Just returned from a Swedish Christmas where Santa is Tomte, reindeers deposed by goats, and ham the centrepiece rather than turkey. Naturally every country has its own traditions – indeed what better than a thriving food culture to show the health of a Nation?
After family celebrations we headed north a little where it was a cool crisp white minus 10 degrees. The panoramic views from the locks at Trollhattan, my husband’s native heath, were breathtaking and paths deserted. The fishing village of Grebbestad was virtually icebound creating etched glass panes across the bay, locking fishing boats and yachts like necklaces of semi precious stones. We dined (thanks to an inspired Christmas present) on board Donalda, an old fashioned fishing boat, moored at Grebbestad. She is used for fishing and celebrations – indeed a few summers ago we were aboard cruising the fjord for a wedding ceremony! When not involved in such activities Donalda becomes a restaurant seating around 20 deep in her hull. The prawns and langustine had come in on the adjacent small fishing boat and were served in hand crafted wooden fish boxes. The two main dishes on offer were traditional to the region and perfect along with local beers and cider. A more charming venue and fresher seafood would be hard to find. Our hosts were friendly and gifted, our meal superb and it was most certainly a night to remember.

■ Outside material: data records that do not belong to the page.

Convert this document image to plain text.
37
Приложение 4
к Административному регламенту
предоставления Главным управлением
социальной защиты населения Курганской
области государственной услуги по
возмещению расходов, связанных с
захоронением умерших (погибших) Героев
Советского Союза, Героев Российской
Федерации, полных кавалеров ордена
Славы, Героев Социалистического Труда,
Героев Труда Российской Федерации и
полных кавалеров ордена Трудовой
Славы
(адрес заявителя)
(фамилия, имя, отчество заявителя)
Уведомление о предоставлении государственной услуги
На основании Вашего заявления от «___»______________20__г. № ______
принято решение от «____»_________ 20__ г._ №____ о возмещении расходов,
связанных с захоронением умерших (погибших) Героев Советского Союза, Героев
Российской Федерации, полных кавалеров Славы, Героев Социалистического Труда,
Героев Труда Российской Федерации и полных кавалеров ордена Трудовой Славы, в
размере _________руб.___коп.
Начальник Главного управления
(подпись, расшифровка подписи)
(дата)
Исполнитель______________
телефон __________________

The following day the four of us went walking in the Dalsland wilderness close to the Norwegian border with wildlife and environment expert Bosse. We saw red squirrel and fox, capercaillie and tracks of all manner of mammals. We saw frozen lakes and frosted firs but best of all we heard a family of wolves, calling in the wilderness. A rare experience hardened film crews and professional naturalists can spend years seeking. Eerie, awesome and magical moments we shall never forget. We were torn between standing bewitched and legging it to the car but reason, along with confidence in our guide, prevailed and we continued calmly, safe in the knowledge they were on the opposite slope to ours! Later at Nordens Ark we tremendously enjoyed watching the fascinating antics of snow leopard youngsters and tree climbing wolverines. We could study wolves from a safe distance but nothing would match the call of the wild.
Back in Scotland we may not have ‘the big four’ (moose, wolverine, wolf and bear) ..and thank goodness for re-wilding is not my bag… but we have magnificent red deer, grouse, otters and a host of cloven and feathered species to treasure. Scotland is indeed a great Nation for nature lovers and food lovers so a Happy New Year to you all and make 2018 a healthy one with local seasonal produce!